Alguns desses portistas, nem sequer fazem ideia do que eu já tenho dito de construtivo de Pinto da Costa. Não querem saber. Não pensando como eles, é porque não disse nada. São assim. Mas basta que um dia o FCPorto tenha o azar de sofrer um abalo dos fortes e ficar na banca-rôta, sem fama nem glória que esses "super-portistas" sempre hão-de encontrar um bode expiatório para apontar as culpas. Nem que seja o porteiro do Dragão! Só se salvará Pinto da Costa!

Pois fiquem sabendo que muito do que agora se discute na praça pública sobre muitas das causas que provocaram a fragilidade actual do FCPorto e deram alma aos nossos inimigos - os adversários podem ser dignos - para nos andarem a comer por lorpas, já eu ando a escrever há uns bons anos. No entanto, ninguém me pagou para isso. E quer queiram ou não, tenho muita honra nisso.    

06 novembro, 2018

Acordaram tarde, mas é melhor que nunca


Até que enfim, houve alguém que decidiu pôr a boca no trombone e falar na pouca vergonha que paira nas modalidades! Mesmo assim, foi preciso que viessem os respectivos directores a dar a cara para denunciar a bandalheira, e na minha opinião, ainda com demasiada parcimónia. Parece que têm medo de melindrar os responsáveis desta nojeira. E também não sei por que é que os senhores da SAD se acham no direito de passar a bola aos directores responsabilidades que deviam ser assumidas por eles e com a maior determinação. Não percebo tanto acanhamento. Realmente, além dos adeptos, e os atletas são eles os grandes heróis. 

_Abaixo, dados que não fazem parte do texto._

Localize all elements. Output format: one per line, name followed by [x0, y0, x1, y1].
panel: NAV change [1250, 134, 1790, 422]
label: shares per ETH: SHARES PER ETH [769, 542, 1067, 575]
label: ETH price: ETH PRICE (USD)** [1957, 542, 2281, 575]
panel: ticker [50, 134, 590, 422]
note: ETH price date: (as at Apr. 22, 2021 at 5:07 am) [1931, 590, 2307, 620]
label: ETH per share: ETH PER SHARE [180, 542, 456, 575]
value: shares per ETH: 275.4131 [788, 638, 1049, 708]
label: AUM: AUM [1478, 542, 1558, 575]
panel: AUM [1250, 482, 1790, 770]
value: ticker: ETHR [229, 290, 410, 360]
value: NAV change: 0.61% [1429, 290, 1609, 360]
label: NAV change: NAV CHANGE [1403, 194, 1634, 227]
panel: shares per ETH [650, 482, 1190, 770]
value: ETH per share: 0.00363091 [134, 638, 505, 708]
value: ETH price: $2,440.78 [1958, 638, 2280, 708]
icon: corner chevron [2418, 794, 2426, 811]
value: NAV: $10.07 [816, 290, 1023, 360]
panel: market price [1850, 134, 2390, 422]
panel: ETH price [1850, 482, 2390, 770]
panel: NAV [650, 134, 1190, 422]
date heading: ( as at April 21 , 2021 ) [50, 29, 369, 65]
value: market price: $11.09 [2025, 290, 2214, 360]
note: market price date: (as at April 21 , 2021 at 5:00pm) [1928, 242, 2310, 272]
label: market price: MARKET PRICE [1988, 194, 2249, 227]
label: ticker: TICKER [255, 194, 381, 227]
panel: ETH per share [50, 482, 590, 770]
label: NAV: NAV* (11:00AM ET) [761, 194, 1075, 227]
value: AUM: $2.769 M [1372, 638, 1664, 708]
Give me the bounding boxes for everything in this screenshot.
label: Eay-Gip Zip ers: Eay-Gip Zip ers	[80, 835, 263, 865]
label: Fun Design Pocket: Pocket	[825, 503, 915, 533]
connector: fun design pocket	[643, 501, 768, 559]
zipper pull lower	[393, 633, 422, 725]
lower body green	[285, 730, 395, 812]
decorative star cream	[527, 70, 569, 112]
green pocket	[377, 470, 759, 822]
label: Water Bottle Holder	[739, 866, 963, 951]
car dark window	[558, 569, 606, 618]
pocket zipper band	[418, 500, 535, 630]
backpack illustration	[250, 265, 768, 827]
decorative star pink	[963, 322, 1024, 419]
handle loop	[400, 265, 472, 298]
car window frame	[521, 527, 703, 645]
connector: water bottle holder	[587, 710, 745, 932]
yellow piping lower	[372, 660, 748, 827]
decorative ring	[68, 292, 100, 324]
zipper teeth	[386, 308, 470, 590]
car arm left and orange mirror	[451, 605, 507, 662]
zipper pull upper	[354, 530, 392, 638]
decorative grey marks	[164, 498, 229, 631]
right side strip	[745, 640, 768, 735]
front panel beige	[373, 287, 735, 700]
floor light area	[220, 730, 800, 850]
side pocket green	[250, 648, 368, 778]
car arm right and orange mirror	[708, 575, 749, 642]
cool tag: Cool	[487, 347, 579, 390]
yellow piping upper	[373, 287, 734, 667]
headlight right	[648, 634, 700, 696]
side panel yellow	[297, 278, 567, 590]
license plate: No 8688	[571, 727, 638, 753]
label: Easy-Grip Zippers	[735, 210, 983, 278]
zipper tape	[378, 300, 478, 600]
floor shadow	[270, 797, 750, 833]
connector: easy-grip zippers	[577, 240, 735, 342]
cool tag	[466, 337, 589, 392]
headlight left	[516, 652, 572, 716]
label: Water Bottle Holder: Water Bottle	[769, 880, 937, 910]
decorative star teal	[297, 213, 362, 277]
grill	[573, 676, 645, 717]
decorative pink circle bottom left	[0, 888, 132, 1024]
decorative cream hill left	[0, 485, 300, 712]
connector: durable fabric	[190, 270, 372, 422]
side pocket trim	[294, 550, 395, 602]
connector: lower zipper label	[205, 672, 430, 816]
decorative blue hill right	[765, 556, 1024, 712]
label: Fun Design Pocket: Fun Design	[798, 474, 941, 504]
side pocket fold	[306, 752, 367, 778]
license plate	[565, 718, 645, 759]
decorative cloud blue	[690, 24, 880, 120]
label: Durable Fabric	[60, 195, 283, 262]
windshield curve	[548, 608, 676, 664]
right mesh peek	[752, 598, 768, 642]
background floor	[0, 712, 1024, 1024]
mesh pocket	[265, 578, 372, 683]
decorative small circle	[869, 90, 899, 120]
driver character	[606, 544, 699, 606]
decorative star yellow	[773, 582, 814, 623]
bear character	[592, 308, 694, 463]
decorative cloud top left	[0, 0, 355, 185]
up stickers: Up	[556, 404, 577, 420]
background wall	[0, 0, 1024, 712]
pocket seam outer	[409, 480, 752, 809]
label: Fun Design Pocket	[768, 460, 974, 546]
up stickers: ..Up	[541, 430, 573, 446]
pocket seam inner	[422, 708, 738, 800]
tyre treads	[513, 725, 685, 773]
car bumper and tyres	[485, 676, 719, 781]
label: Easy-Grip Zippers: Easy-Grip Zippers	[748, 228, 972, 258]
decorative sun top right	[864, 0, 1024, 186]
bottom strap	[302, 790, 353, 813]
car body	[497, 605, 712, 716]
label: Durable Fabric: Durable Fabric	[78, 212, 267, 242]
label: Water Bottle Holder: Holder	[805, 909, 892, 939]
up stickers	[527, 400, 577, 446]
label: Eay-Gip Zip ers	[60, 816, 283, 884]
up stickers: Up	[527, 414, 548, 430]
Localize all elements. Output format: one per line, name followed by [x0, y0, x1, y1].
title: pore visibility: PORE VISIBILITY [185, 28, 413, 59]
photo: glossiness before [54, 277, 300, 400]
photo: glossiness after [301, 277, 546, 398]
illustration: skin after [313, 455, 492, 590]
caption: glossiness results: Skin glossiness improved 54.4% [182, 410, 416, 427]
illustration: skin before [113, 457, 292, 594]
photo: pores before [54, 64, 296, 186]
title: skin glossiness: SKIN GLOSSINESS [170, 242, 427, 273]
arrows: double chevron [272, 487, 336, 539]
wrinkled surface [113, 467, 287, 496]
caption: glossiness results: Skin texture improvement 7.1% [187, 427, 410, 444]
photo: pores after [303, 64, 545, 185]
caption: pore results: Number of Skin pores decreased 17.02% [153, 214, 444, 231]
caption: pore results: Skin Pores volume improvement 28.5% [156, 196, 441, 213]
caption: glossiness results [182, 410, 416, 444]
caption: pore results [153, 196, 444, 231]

Mas afinal, em que ficamos, acham que toda essa gente (que é muita, eu sei) que anda a contribuir para degradação do desporto nacional merece tanta consideração, tanto respeito? Pois olhem, eu não os respeito em absoluto. Agora só sabemos recorrer às queixinhas, aos comunicados inconsequentes? E se eles se borrifarem, como tem sido costume, vamos recorrer ao Papa? Ou desistimos de competir?

Usem o Porto Canal, façam constar ao Mundo a bandalheira que paira no país! Não permitam que Portugal continue a gozar a fama de um país de 3º mundo! Denunciem os criminosos, sejam de colarinho branco ou casca grossa. Saibam defender-se dos maus cidadãos, dos que nos andam a roubar em todas as frentes.

Então o Sr. Fernando Gomes da SAD já se esqueceu que foi político, Presidente da Câmara do Porto e Ministro da Administração Interna? Então não acredita no Estado de Direito? Eu não acredito, é verdade. Mas eu não sou político, será que também me vai dar razão? Quanto tenciona pagar-me por lhe ter prestado esse serviço? Não sabe como defender o FCPorto, que tão bem lhe paga? Mas que raio de dirigente é ? O que teme? São os directores desportivos que são lançados às feras?

Coragem! Não estamos a lidar com anjinhos. Lidamos com criminosos e até homicidas. Já fomos prejudicados tempo de mais. Haja dignidade!